Before making your final decision to go Bankrupt it is important that you remember some key advice about how Bankruptcy is likely to affect you:
Bankruptcy is not the only debt solution which might be suitable to resolve your debt problem. Before making your final decision to apply for Bankruptcy you should also consider the other available debt solution options. For more information please see: Personal Debt Solutions
If you become Bankrupt your bank account may be frozen either by order of the Official Receiver or due to Bank policy. As such you may need to open a new Bank Account before going bankrupt.
The duration of your Bankruptcy will normally be 12 months. However if after reviewing your monthly income and living expenses budgets the Official Receiver believes you have income that is surplus to your requirements you will have to pay this surplus towards your debts for 3 years. This Income Payment Agreement will therefore continue after the date your bankruptcy ends.

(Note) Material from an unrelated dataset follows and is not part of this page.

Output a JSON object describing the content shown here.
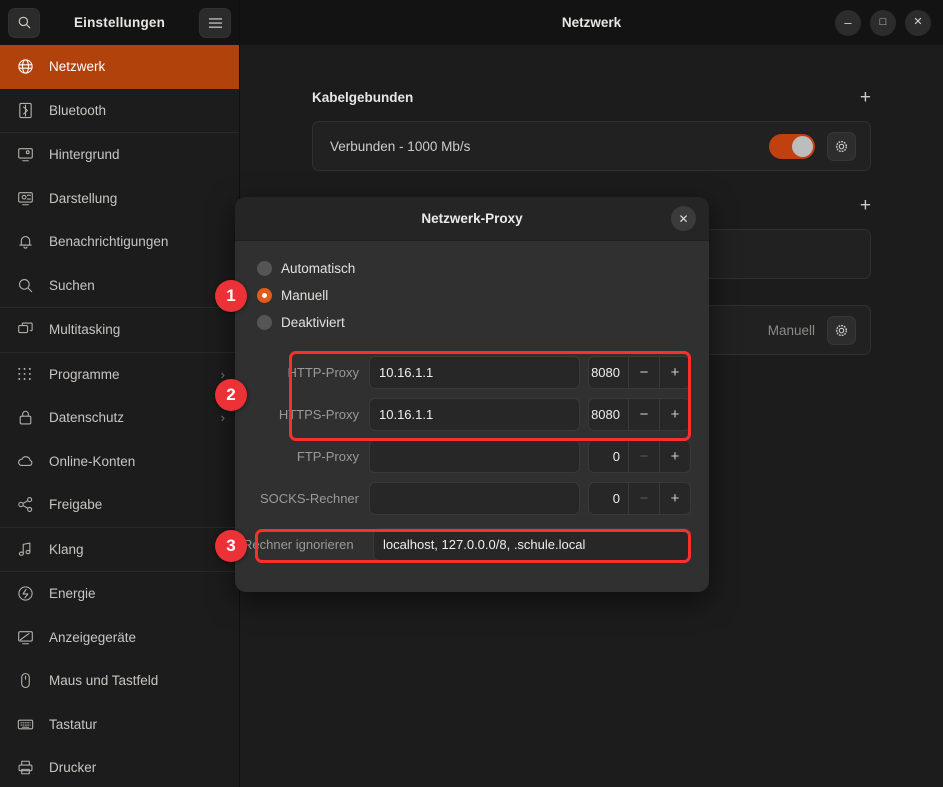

All of your unsecured debts are included in your Bankruptcy. However secured debts such as your Mortgage are not included. You must maintain the monthly payments towards your secured debts even after you are Bankrupt or you will risk the property or other asset that the debt is secured against being repossessed.
Bankruptcy will have a significant negative impact on your credit rating. A record of your Bankruptcy will remain on your credit file for 6 years. During this time and possibly for some time afterwards your ability to get new credit, a new mortgage or other financial services will be seriously affected.
Once you go Bankrupt your name, date of birth and address will be added to the Insolvency Register. This register is publically accessible and via the internet. As such anyone could discover that you are Bankrupt if they search the register for your name. Once you are discharged your name and details will be taken off the register.
During your Bankruptcy and for the duration of any Income Payment Agreement you will be required to live within a restricted living expenses budget. You will have to pay all of your surplus income towards your debts. If your income increases your payments may also increase for the remainder of your Income Payment Agreement.
If you are a home owner with equity in your property your share of this will normally have to be released for the benefit of your creditors. One option is for a joint owner or other third party to raise a sum equal to your share of the equity which is then given to the Official Receiver. However if this cannot be achieved and your share of the equity is significant the property may have to be sold to release it.
If your car is worth more than £1000 when you go Bankruptcy you may be required to sell it. You will be allowed to buy a replacement car up to the value of £1000 but any other proceeds of the sale will have to be given to the Official Receiver. If may be possible to avoid selling you car if a third party is prepared to pay the difference of the car’s value and £1000 to the Official Receiver.
You must make sure that you provide full and accurate information to the Official Receiver about your household income, living expenses and your debts. If you do not co-operate fully or if it comes to light that you paid creditors preferentially or gave away assets for less than their true value before you went Bankrupt then the restrictions of your bankruptcy could be extended.